Ci siamo lasciati la volta scorsa dicendo che quello che conta per valutare il debito pubblico non è la sua consistenza, ma il suo rapporto con il PIL e difatti normalmente il debito è espresso in percentuale di questo. Ma che cosa è il PIL?
Il PIL, acronimo di Prodotto Interno Lordo, è il totale della produzione effettuata all’interno del Paese. Il PIL italiano è quindi il totale dei beni e servizi prodotti all’interno dell’Italia. Poiché normalmente le cose vengono prodotte per essere vendute possiamo anche dire che il PIL è il valore di quanto prodotto in Italia e quindi utilizzare una somma per indicarlo. Il PIL è evidentemente un flusso, in quanto ha senso solo se si indica in quanto tempo esso viene prodotto, Normalmente la misura è l’anno e quindi si parla ad esempio del PIL prodotto nel 2017, che è stato di 1.716 miliardi di euro.
Ma da un punto di vista macroeconomico da cosa è composto il PIL? Quali sono le sue componenti viste in aggregato? Il PIL può essere indicato con la seguente formula:
PIL=C+I+G+X-M
Vediamo cosa sono le singole componenti, cosa che ci sarà utile anche per successive considerazioni:
C è il consumo privato, ovvero la parte di reddito delle famiglie che è destinato all’acquisto di beni e servizi. La formula di composizione di tale reddito (Yield) è infatti Y=C+S+T, dove S sono i risparmi (Saving) e T le tasse. I nostri redditi infatti vanno in parte in consumi, in parte in tasse e in parte in risparmi (quando è possibile…).
I sono gli investimenti delle imprese, ovvero il loro consumo. Le imprese infatti acquistano beni e servizi funzionali alla loro attività, quindi sono catalogabili come investimenti. C+I è quindi il totale dei consumi di privati e imprese e sono componenti del PIL appunto perché i beni vengono prodotti per essere venduti, quindi il valore degli acquisti è pari al valore della produzione.
G è la spesa pubblica, dello Stato (Government spending) per beni e servizi, ovvero il consumo pubblico. Vale lo stesso discorso del consumo privato.
X sono le esportazioni (eXport), ovvero quella parte della produzione che non viene consumata da famiglie e imprese italiane, ma da quelle estere.
M sono le importazioni (iMport) e devono essere sottratte perché sono beni prodotti all’estero, ma presenti in Italia, quindi sono una spesa in diminuzione del reddito nazionale. X-M ci dà il valore netto delle nostre esportazioni o PNE (Posizione Netta con l’Estero).

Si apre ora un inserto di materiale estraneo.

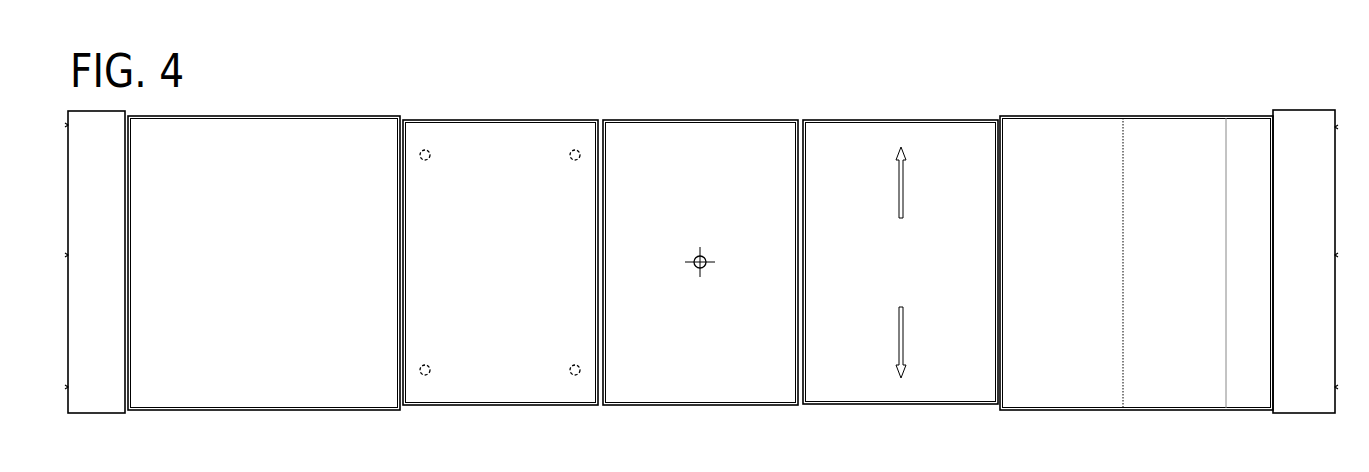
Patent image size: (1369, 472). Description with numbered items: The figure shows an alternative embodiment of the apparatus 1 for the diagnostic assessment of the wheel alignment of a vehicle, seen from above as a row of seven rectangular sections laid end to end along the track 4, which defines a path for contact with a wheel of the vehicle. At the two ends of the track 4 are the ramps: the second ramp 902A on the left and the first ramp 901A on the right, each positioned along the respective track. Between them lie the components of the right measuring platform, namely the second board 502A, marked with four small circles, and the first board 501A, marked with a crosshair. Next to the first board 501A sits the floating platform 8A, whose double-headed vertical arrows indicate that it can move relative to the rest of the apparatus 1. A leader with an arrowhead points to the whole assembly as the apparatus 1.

The apparatus 1 is at (1176, 110).
The track 4 is at (94, 254).
The floating platform 8A is at (850, 152).
The first board 501A is at (675, 215).
The second board 502A is at (472, 215).
The first ramp 901A is at (1097, 273).
The second ramp 902A is at (207, 265).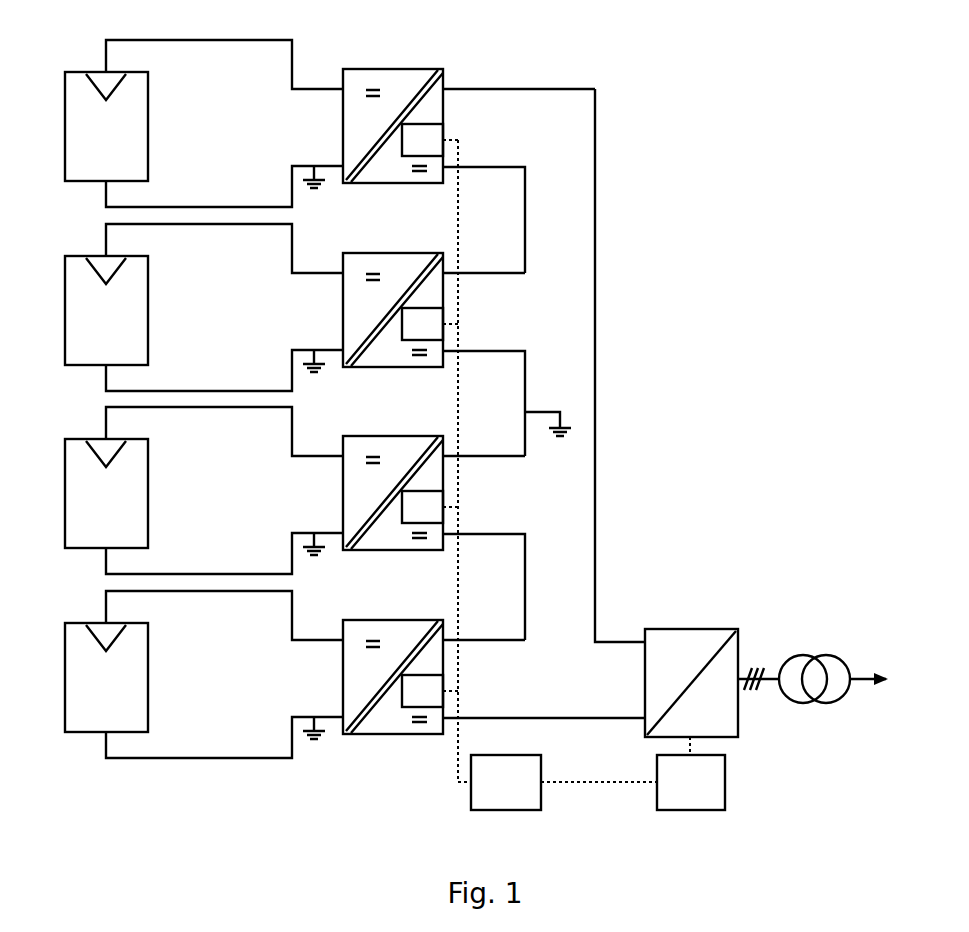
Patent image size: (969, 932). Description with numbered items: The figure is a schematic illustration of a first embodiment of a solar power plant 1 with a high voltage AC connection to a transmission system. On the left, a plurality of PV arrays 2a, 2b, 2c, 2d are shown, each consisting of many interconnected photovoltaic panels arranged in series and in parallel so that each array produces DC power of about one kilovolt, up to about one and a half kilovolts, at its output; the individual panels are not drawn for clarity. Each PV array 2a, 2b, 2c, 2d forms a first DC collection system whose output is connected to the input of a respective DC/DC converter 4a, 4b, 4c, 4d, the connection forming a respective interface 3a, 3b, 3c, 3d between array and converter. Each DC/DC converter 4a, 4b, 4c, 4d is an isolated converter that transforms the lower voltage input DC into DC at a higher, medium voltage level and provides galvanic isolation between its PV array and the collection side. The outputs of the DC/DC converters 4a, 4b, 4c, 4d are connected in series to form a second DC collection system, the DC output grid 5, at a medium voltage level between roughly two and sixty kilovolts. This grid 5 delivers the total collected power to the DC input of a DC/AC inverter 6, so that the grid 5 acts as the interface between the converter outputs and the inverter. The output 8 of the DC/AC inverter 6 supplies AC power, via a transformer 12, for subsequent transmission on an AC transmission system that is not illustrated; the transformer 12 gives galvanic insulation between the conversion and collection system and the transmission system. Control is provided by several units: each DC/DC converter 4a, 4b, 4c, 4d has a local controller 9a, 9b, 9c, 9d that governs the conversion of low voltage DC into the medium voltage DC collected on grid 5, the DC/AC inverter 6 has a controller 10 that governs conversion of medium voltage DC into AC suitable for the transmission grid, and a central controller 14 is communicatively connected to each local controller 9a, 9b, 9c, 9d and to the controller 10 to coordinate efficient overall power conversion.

The solar power plant 1 is at (608, 46).
The PV array 2a is at (84, 126).
The PV array 2b is at (83, 310).
The PV array 2c is at (84, 493).
The PV array 2d is at (83, 677).
The interface 3a is at (292, 59).
The interface 3b is at (292, 243).
The interface 3c is at (292, 426).
The interface 3d is at (292, 610).
The DC/DC converter 4a is at (396, 80).
The DC/DC converter 4b is at (396, 264).
The DC/DC converter 4c is at (396, 447).
The DC/DC converter 4d is at (396, 631).
The DC output grid 5 is at (596, 330).
The DC/AC inverter 6 is at (675, 634).
The output 8 is at (771, 672).
The controller 9a is at (430, 140).
The controller 9b is at (430, 324).
The controller 9c is at (430, 507).
The controller 9d is at (430, 691).
The controller 10 is at (691, 773).
The transformer 12 is at (834, 686).
The central controller 14 is at (557, 475).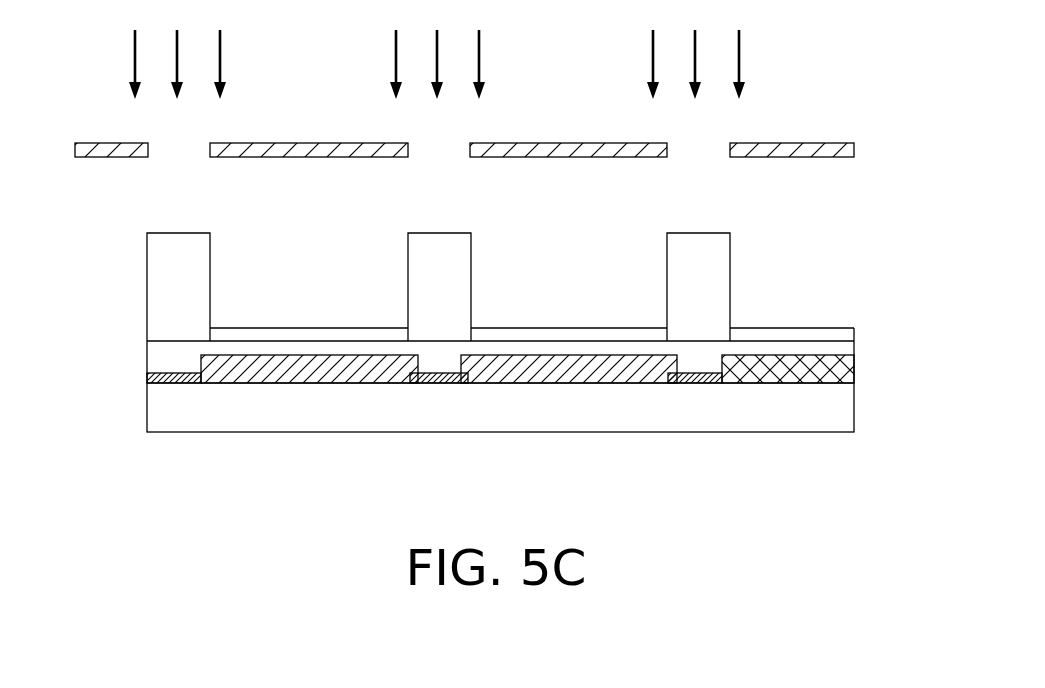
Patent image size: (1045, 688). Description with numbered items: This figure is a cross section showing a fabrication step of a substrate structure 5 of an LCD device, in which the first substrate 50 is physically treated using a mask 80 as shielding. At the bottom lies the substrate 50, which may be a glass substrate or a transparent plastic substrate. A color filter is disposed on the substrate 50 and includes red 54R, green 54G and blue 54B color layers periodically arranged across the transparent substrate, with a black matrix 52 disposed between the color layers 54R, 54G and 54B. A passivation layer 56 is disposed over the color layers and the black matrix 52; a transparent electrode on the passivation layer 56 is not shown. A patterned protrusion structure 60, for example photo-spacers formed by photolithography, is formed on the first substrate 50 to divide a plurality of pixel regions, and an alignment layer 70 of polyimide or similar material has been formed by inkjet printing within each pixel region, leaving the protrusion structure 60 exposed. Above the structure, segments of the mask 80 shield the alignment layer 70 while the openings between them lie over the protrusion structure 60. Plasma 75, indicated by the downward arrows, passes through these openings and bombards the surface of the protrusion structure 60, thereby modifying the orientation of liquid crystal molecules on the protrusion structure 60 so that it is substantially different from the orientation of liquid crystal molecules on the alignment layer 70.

The substrate structure 5 is at (113, 301).
The substrate 50 is at (853, 412).
The black matrix 52 is at (176, 384).
The red color layer 54R is at (307, 368).
The green color layer 54G is at (564, 368).
The blue color layer 54B is at (799, 368).
The passivation layer 56 is at (853, 347).
The patterned protrusion structure 60 is at (180, 246).
The alignment layer 70 is at (306, 339).
The plasma 75 is at (222, 53).
The mask 80 is at (95, 143).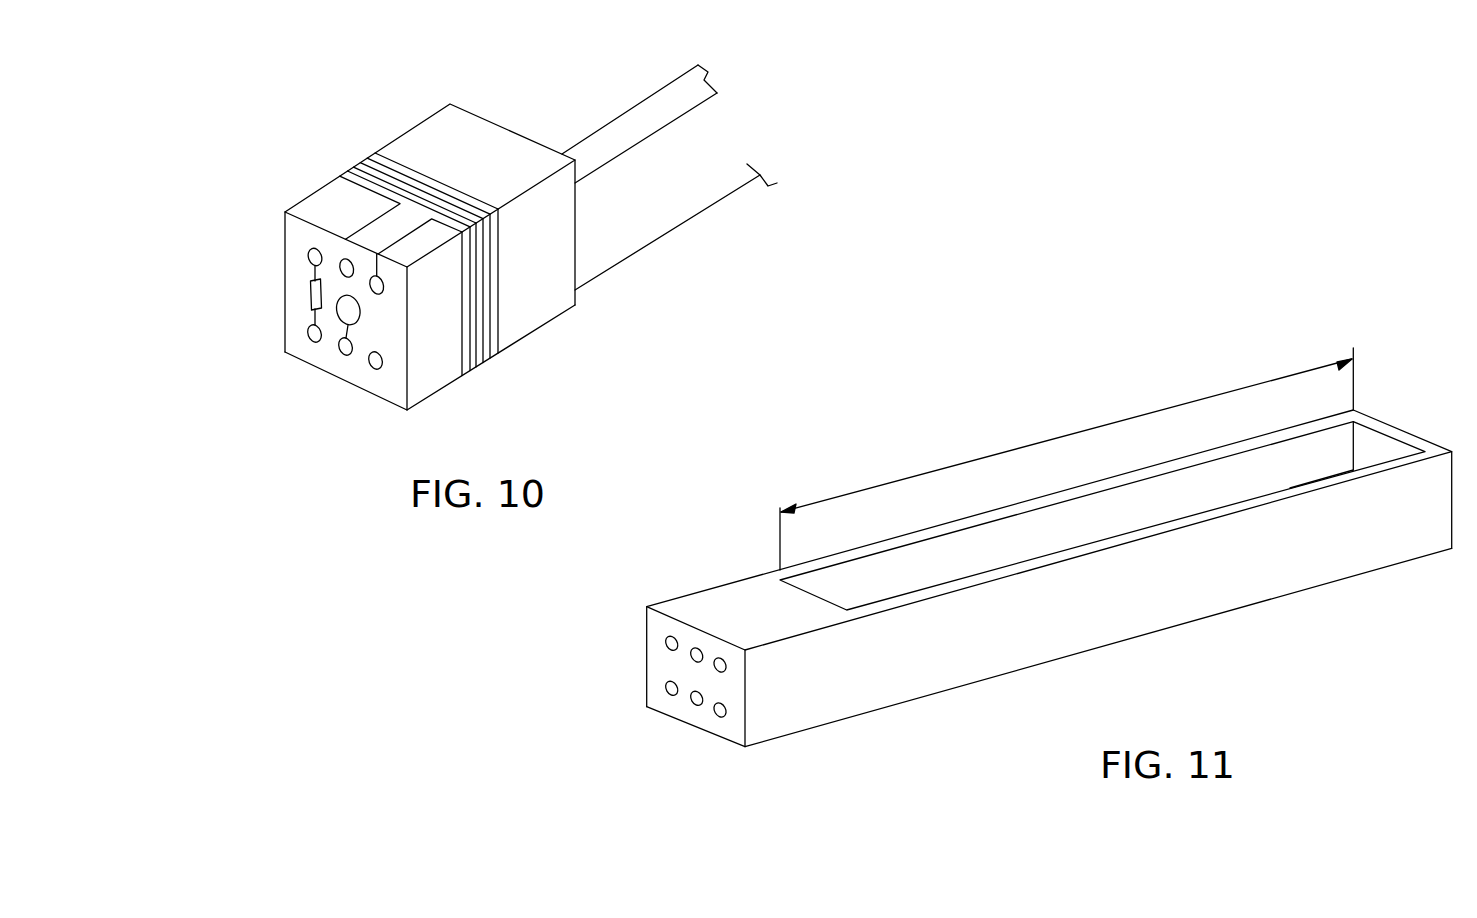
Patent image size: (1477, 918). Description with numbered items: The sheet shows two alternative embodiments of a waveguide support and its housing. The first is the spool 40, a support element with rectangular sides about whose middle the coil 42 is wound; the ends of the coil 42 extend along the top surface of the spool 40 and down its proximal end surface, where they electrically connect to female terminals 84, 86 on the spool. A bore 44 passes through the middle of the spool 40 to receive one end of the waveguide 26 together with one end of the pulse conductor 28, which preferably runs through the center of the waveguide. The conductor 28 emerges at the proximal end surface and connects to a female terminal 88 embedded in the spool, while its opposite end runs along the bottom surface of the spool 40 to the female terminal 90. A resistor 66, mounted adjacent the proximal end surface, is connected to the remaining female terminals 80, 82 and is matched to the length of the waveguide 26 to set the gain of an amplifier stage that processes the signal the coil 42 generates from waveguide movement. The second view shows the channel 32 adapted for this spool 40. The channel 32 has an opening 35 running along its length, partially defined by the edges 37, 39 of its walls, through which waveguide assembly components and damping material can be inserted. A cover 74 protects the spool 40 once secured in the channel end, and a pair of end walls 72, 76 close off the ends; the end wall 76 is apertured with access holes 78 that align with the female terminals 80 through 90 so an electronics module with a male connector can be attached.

In FIG. 10, the spool 40 is at (381, 248).
In FIG. 10, the waveguide 26 is at (610, 135).
In FIG. 10, the pulse conductor 28 is at (667, 237).
In FIG. 10, the coil 42 is at (478, 350).
In FIG. 10, the bore 44 is at (384, 284).
In FIG. 10, the resistor 66 is at (308, 294).
In FIG. 10, the female terminal 80 is at (307, 331).
In FIG. 10, the female terminal 82 is at (307, 254).
In FIG. 10, the female terminal 84 is at (346, 258).
In FIG. 10, the female terminal 86 is at (350, 293).
In FIG. 10, the female terminal 88 is at (340, 351).
In FIG. 10, the female terminal 90 is at (372, 369).
In FIG. 11, the channel 32 is at (1049, 564).
In FIG. 11, the opening 35 is at (1066, 459).
In FIG. 11, the edge 37 is at (1221, 452).
In FIG. 11, the edge 39 is at (1273, 488).
In FIG. 11, the end wall 72 is at (1393, 452).
In FIG. 11, the cover 74 is at (716, 598).
In FIG. 11, the end wall 76 is at (665, 692).
In FIG. 11, the access holes 78 is at (663, 650).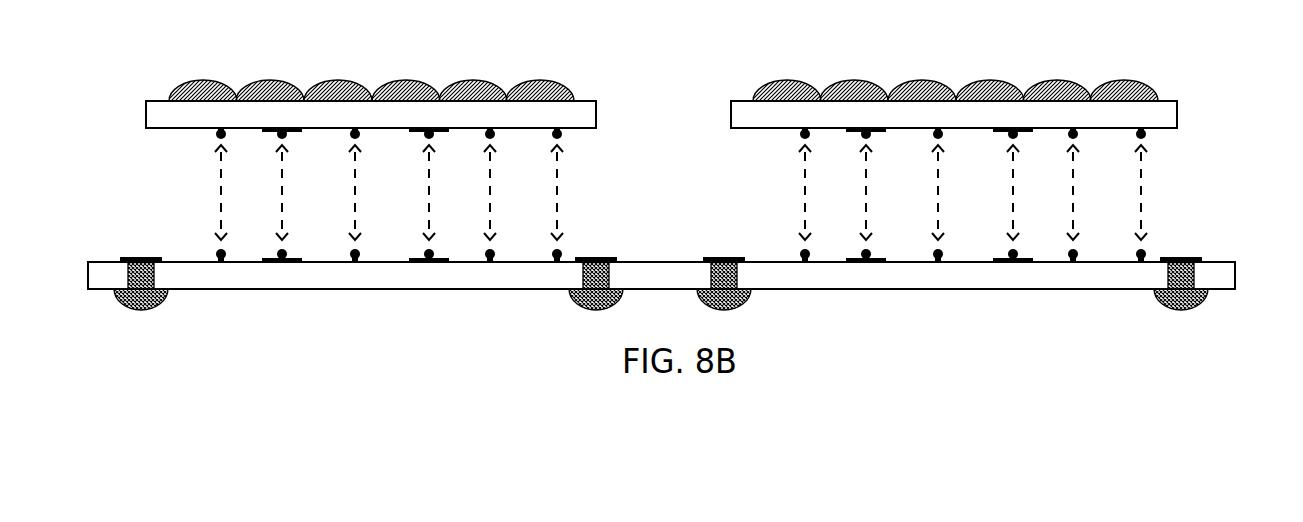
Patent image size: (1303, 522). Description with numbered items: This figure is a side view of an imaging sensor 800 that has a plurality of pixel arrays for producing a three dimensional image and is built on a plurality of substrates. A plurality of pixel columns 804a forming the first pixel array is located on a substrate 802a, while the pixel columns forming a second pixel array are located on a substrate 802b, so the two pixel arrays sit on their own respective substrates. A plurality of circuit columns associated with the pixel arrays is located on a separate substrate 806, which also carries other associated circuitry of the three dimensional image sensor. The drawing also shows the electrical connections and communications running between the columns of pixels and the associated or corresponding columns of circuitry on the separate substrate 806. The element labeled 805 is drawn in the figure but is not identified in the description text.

The stacked image sensor device 800 is at (1168, 212).
The first sensor chip (Chip1) 805 is at (163, 122).
The pixel array of first sensor chip 802b is at (258, 80).
The second sensor chip pixel array (Chip2) 802a is at (748, 122).
The microlens 804a is at (1143, 87).
The readout chip (Chip3) 806 is at (253, 277).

Adesso che abbiamo capito che il prodotto nazionale può essere indicato attraverso i consumi di privati, imprese, Stato ed estero, si può fare una prima considerazione: la spesa pubblica è parte del PIL, quindi tagliare la spesa equivale a tagliare anche parte di esso. Ciò è molto importante, perché normalmente la spesa pubblica ci viene indicata solo come un costo e il suo abbattimento come un risparmio, ma non ci dicono che la spesa pubblica è anche reddito e quindi il suo taglio diminuisce il prodotto nazionale. Avremo modo di tornarci.
A questo punto possiamo comprendere cosa è il rapporto D/PIL, ma quello che forse non si comprende è perché si rapporta il debito pubblico con il prodotto nazionale. Su questo torneremo parlando di cosa è realmente il debito pubblico.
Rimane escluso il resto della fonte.